Cette affaire nécessite un éclaircissement car la famille est fortement impactée par cette disparition et elle souhaiterait connaître les faits.
ENREGISTRE COMME DEPORTE POLITIQUE
https://www.servicehistorique.sga.defense.gouv.fr/sites/default/files/2019-12/SHDAC_21P_DIR.pdf
Cote AC21P : Un dossier type de déporté/interné résistant contient les documents suivants : formulaires de demande d'attribution du statut de déporté/interné
La famille C et sous-série 21 caractérise les déportés politique & résistant...alors qu'il semblerait que nous soyons dans un cadre de Droit commun...
INCONNU de la Citadelle d’Amiens exhumé le 14 mars 1946.
https://fusilles-40-44.maitron.fr/spip.php?article186140&id_mot=10378
35 résistants identifiés ont été fusillés à la citadelle d’Amiens entre novembre 1940 (voir Lucien Brusque) et août 1944 (voir Charles Lemaire).
Un 36e corps a été exhumé le 14 mars 1946 sans qu’il puisse être identifié.
INFORMATIONS DIVERSES
Selon le procès verbal et la déposition de Mme Jumel veuve Tetaz les deux compères complices d'Emile et de son frère ont été mis en liberté provisoire et ont du choisir entre l'incarcération ou le STO, ils ont choisi le STO (service du travail obligatoire) selon le témoignage d'un intéressé.
Concernant Émile il est important de noter qu'il a été porté disparu le 31 août 1944 et sur certains documents « MORT EN DEPORTATION » sans plus d'information quant à la date et le lieu.

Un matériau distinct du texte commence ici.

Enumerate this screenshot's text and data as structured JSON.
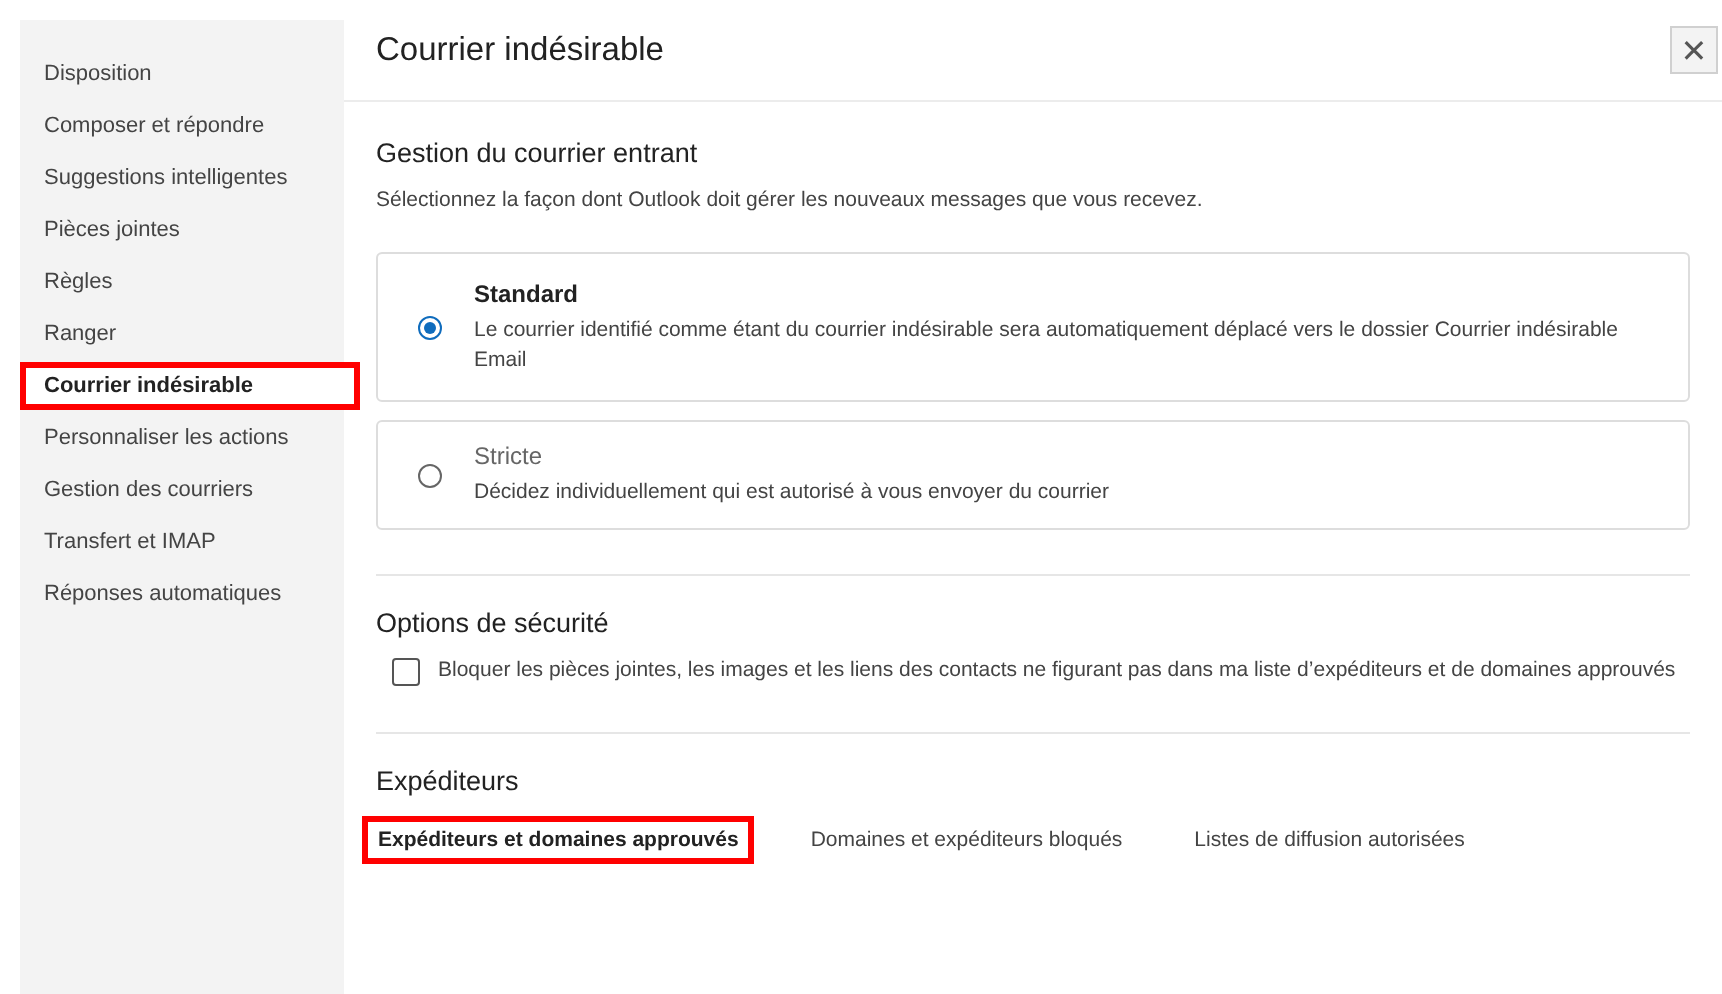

Le même énigme est établie pour son frère Yves Henri qui n’apparaît pas dans la BDD de l'INSEE concernant les décès après 1970.Il serait donc décédé avant 1970 ? Néanmoins sa sœur aînée Georgette a souvent indiqué en famille qu'elle aurait reconnu, plusieurs années après la fin de la guerre, un homme ressemblant à son frère …. !
Or après de nombreuses heures de recherche Émile n’apparaît pas sur les listes disponibles sur le Net des déportés en Allemagne.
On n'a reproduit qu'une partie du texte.